Endocrine impotence is the most common cause of male impotence among all impotence patients. It mainly includes two reasons: hypogonadism and hyperprolactinemia, and their incidence is roughly the same. The diagnosis of endocrine impotence is simple and reliable, the pathogenesis is clear, the treatment is reasonable, and the cure rate is high. The following two types of endocrine impotence will be discussed separately.
The hypogonadism of testosterone is necessary to maintain the sexual desire, secondary sexual characteristics and erectile ability of men. Therefore, when the level of testosterone is low, the patient will have changes in body shape and secondary sexual characteristics or female (female food) appearance, testicular volume will decrease (less than 4 cm in length), sexual desire will be low or lack, and erectile ability will be reduced or disappear. Abnormality of any link of the hypothalamus-pituitary-gonadal axis can lead to a decrease in testosterone level or hypogonadism, and some impotence can occur: including primary testicular disease -- the testosterone level will be significantly reduced to 25.0-250.0ng/d1 (normal value 260.0-1250.0ng/d1), while the gonadotropin level will be significantly increased, such as LH up to 20.0-60.0IU/L (normal value 4.0-12.0IU/L), FSH up to 15.0-60.0IU/L (normal value 5.5-9.0IU/L), Secondary hypogonadism is caused by hypogonadism of gonadotropin level caused by hypothalamic or pituitary dysfunction, such as LH is 0.2-3.5IU/L, FSH is 1.0-5.0IU/L. In the case of alcoholism, extreme obesity or thyroid dysfunction, the level of free testosterone should be measured, because the low level of total testosterone may be related to the low level of testosterone binding protein, rather than the real endocrine disorder. In addition to the total testosterone level, the determination of testosterone also includes the levels of free testosterone and bioavailable testosterone, and the bioavailable testosterone includes free and albumin-bound testosterone (in the past, only free testosterone was considered to have biological activity). The bioavailable testosterone is easier to measure than free testosterone, as long as the testosterone binding globulin is precipitated with ammonium sulfate. Primary hypogonadism includes Klinefelter's syndrome (congenital seminiferous tubule hypoplasia, chromosome 47, XXY), bilateral cryptorchidism, orchitis, testicular injury, etc; Secondary hypogonadism includes Kalman's syndrome (hypothalamic disease) and pituitary tumor. In addition, there are also elderly (elderly food) people with low blood testosterone.
The patients with hypogonadism treated with impotence are often accompanied by low libido. Its beard and body hair disappear within half a year to one year. It should be suspected that it is complicated with adrenal cortical lesions, such as Addison's disease.
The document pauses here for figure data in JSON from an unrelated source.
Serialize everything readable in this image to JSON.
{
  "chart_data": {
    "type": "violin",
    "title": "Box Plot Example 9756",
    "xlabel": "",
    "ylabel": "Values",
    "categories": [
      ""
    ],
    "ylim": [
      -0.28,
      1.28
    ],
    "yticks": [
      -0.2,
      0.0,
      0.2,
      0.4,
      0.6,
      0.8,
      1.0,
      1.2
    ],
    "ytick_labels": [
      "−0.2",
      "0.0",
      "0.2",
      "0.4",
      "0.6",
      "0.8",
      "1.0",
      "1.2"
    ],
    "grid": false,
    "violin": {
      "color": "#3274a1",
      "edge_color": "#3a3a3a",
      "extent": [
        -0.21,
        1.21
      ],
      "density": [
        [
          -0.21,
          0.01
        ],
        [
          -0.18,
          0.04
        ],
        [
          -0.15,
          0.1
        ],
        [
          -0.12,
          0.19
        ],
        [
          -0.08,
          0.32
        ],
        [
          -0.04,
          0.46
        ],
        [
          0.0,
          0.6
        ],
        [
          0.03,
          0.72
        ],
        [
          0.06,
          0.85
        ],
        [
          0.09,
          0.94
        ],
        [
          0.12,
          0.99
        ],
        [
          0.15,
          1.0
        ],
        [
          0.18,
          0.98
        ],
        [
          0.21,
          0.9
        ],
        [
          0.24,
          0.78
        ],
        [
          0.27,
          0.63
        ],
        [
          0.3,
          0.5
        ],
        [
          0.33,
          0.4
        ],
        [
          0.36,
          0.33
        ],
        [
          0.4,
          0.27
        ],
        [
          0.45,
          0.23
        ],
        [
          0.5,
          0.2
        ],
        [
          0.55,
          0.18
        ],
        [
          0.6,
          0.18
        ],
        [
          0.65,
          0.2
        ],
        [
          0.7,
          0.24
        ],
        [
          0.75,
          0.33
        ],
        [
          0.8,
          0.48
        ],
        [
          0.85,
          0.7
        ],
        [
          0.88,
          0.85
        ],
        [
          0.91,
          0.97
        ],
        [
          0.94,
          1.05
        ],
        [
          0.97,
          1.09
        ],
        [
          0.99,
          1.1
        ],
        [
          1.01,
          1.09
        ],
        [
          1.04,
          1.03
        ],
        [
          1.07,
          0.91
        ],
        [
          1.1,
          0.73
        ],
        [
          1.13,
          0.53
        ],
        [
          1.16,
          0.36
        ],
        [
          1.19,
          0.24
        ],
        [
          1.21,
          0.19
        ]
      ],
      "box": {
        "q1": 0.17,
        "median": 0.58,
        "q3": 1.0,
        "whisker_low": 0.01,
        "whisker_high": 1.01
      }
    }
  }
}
For impotence patients with hypogonadism, the purpose of androgen replacement therapy is to maintain normal serum testosterone level, enhance sexual desire, restore sexual function and promote the development of secondary sexual signs. At present, the commonly used oral androgen is absorbed by the intestinal lymphatic system and directly enters the blood through the thoracic duct. Because of avoiding the metabolism of the liver, the serum testosterone can be raised to the treatment level; The long-acting preparation of testosterone undecanoate for injection is injected once a month, 250 mg each time, and the course of treatment is 4 months.
Patients with secondary hypogonadism can also be treated with gonadotropin drugs, such as human chorionic gonadotropin or human menopausal gonadotropin. During testosterone replacement therapy, attention should be paid to the side effects of drugs, such as the aromatization of testosterone into estradiol in the body, and the change of the ratio of serum testosterone to estradiol can cause breast tenderness or male (male food) breast feminization; Exogenous testosterone can inhibit the release of gonadotropin and testicular spermatogenesis. It should be used with caution in patients with secondary hypogonadism who are not fertile. During treatment, liver function and red blood cells should be tested regularly.